Countering Japan with businessSOHN HAE-YONG
On August 29, 1994, Samsung Electronics announced it successfully developed the world’s first 256M DRAM. It was also the 84th anniversary of the Korea-Japan Annexation Treaty. The choice of the date signifies Korea’s triumph over Japan in technology. Samsung Electronics ran a newspaper advertisement announcing the achievement. At the top of the ad was the Korean flag from the late Joseon period (1392-1910). Then Samsung Electronics president Kim Kwang-ho said, “at least in DRAM technology, I want to imply that Korea-Japan relations have return to the pre-late-Joseon period, when the two were equal.” President Moon Jae-in said, “Korea has overcome and surpassed Japan’s dominance in various industrial fields — such as home appliances, electronics, semiconductors and shipbuilding — and Korea can do it.” As a matter of fact, Korean businesses played a central role at the forefront of resistance against Japan.

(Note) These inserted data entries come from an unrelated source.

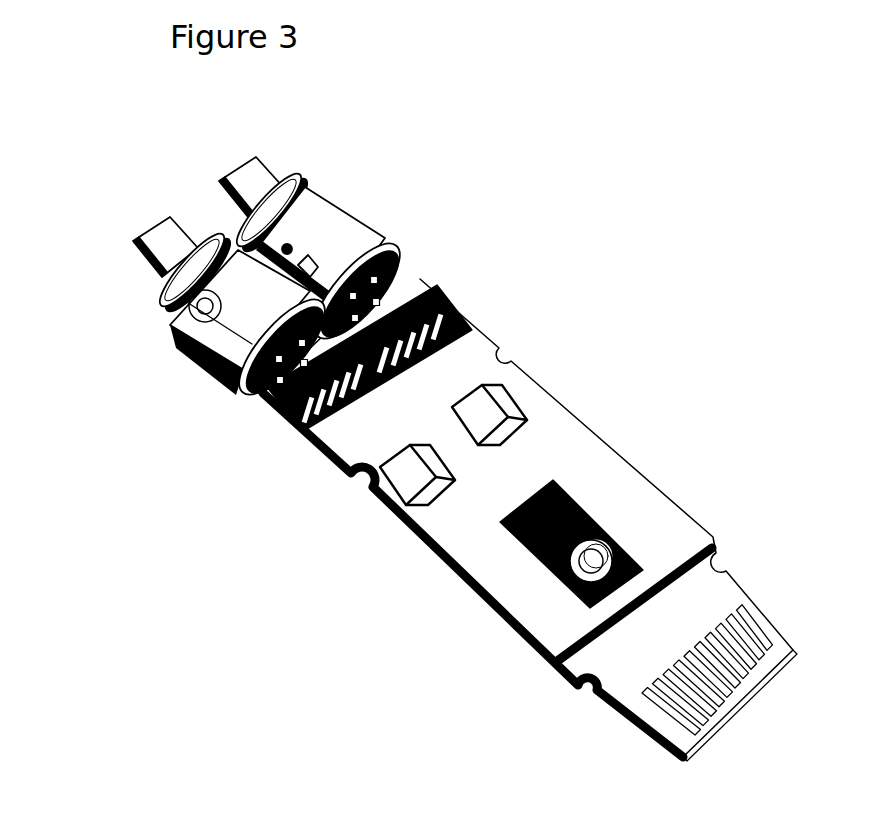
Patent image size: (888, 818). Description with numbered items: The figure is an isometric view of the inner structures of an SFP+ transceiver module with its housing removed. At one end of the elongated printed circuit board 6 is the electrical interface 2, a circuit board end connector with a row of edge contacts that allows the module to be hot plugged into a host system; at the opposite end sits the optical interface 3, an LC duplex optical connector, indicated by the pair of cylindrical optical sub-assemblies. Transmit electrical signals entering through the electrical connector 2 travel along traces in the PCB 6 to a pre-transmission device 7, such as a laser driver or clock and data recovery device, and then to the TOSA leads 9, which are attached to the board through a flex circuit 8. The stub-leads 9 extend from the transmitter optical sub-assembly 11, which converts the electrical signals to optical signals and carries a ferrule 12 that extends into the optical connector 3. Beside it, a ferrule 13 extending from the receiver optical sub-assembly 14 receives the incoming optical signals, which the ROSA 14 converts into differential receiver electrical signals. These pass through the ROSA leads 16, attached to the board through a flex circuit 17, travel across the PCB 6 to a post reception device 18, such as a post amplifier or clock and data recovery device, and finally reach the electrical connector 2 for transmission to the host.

The electrical interface 2 is at (742, 681).
The optical interface 3 is at (202, 202).
The printed circuit board 6 is at (608, 492).
The pre-transmission device 7 is at (492, 418).
The flex circuit 8 is at (395, 299).
The TOSA leads 9 is at (391, 286).
The transmitter optical sub-assembly 11 is at (327, 223).
The ferrule 12 is at (248, 172).
The ferrule 13 is at (153, 236).
The receiver optical sub-assembly 14 is at (185, 342).
The ROSA leads 16 is at (253, 379).
The flex circuit 17 is at (258, 403).
The post reception device 18 is at (418, 482).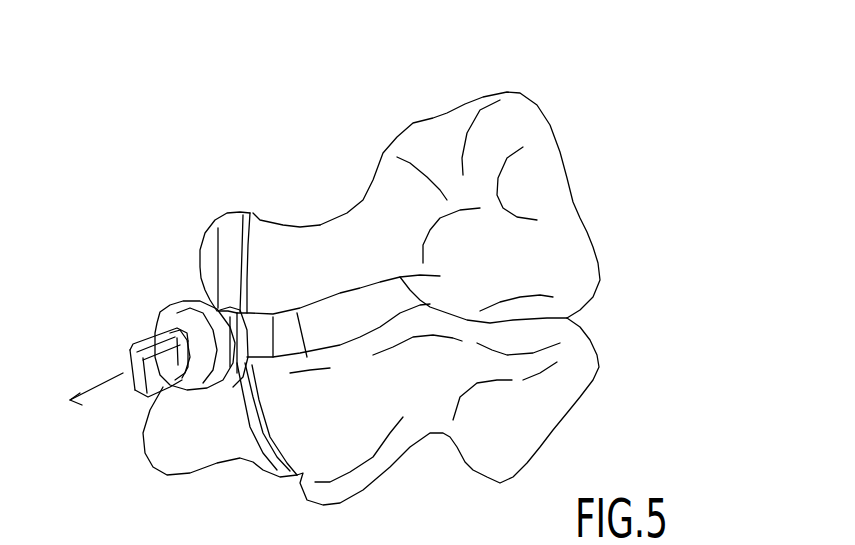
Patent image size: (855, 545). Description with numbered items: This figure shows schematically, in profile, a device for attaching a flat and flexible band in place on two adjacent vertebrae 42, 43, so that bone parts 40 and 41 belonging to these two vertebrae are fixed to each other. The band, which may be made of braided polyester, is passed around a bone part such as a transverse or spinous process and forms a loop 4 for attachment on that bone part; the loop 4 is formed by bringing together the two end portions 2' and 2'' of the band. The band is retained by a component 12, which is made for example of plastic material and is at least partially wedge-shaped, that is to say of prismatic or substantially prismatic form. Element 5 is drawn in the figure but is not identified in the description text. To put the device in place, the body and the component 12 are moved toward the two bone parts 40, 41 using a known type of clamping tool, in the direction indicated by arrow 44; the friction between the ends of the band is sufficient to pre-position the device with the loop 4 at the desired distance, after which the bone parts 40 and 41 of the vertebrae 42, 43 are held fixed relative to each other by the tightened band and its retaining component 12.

The vertebra 43 is at (460, 171).
The bone part 41 is at (338, 253).
The loop 4 is at (218, 223).
The component 12 is at (169, 329).
The fastening element 5 is at (185, 273).
The end portion of the band 2'' is at (120, 360).
The end portion of the band 2' is at (143, 403).
The arrow 44 is at (86, 411).
The bone part 40 is at (220, 454).
The vertebra 42 is at (448, 431).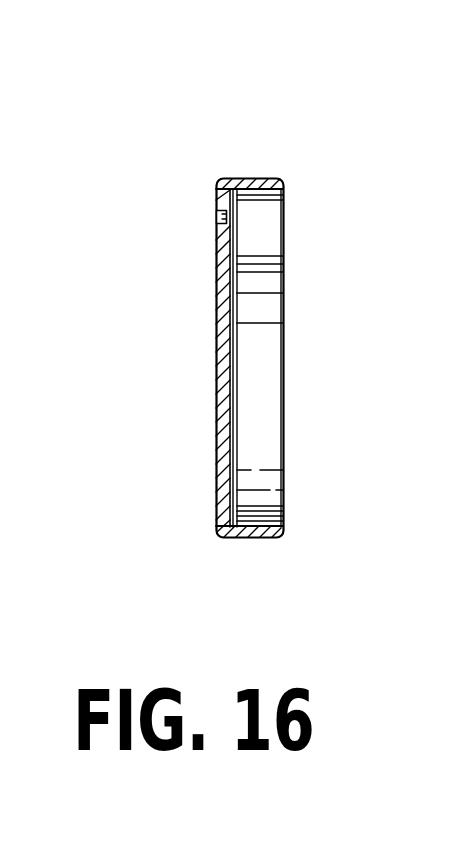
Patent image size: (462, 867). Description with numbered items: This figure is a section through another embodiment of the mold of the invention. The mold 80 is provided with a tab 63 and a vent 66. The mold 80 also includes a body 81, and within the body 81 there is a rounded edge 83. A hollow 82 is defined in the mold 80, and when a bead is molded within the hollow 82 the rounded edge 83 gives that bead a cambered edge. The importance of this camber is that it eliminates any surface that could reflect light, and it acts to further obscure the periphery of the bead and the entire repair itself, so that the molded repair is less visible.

Japan is still ahead of Korea according to major economic indicators. Per-capita GDP, which shows a country’s economic size, is an example. According to the International Monetary Fund (IMF), Japan’s per-capita GDP broke $10,000 in 1981, when Korea’s was $1,870 — 18 percent of Japan’s. But Korea continued to close the gap. In the 2000s, the ratio went over 50 percent, and last year, Korea’s per-capita GDP reached $31,346 dollars — 79.7 percent of Japan’s $39,306.
Korea’s economic growth chasing Japan was possible thanks to the efforts and enthusiasm of businesses. Samsung, LG, Hyundai Motors, SK, Posco and Hyundai Heavy Industries have all become global makers that have surpassed — or on par with — Japan’s. Korea is perceived as a well-to-do country thanks to their aggressive expansion in the overseas market.
But now, companies are losing vitality. Minimum wage increased by a whopping 29.1 percent over the last two years, and the corporate tax rate is high. Militant unions go on violent strikes, various regulations are restricting investment and politicians are not respecting businesses. In sharp contrast, Japan is dramatically removing regulations and lowering the corporate tax rate, while President Moon Jae-in named Japan as something to overcome. Coincidentally, the IMF predicts that Korea’s GDP versus Japan’s peaked in 2018 and will to fall to 73.3 percent by 2024.
The only way to defeat Japan is to nurture Korean companies. Anti-corporate, anti-market policies should be stopped. Fortunately, there are signs of changing as the government increases corporate tax benefits and removes, albeit slowly, chemical substance-related regulations. Creating an environment to help companies through more regulatory reform will enable Korea to truly surpass Japan.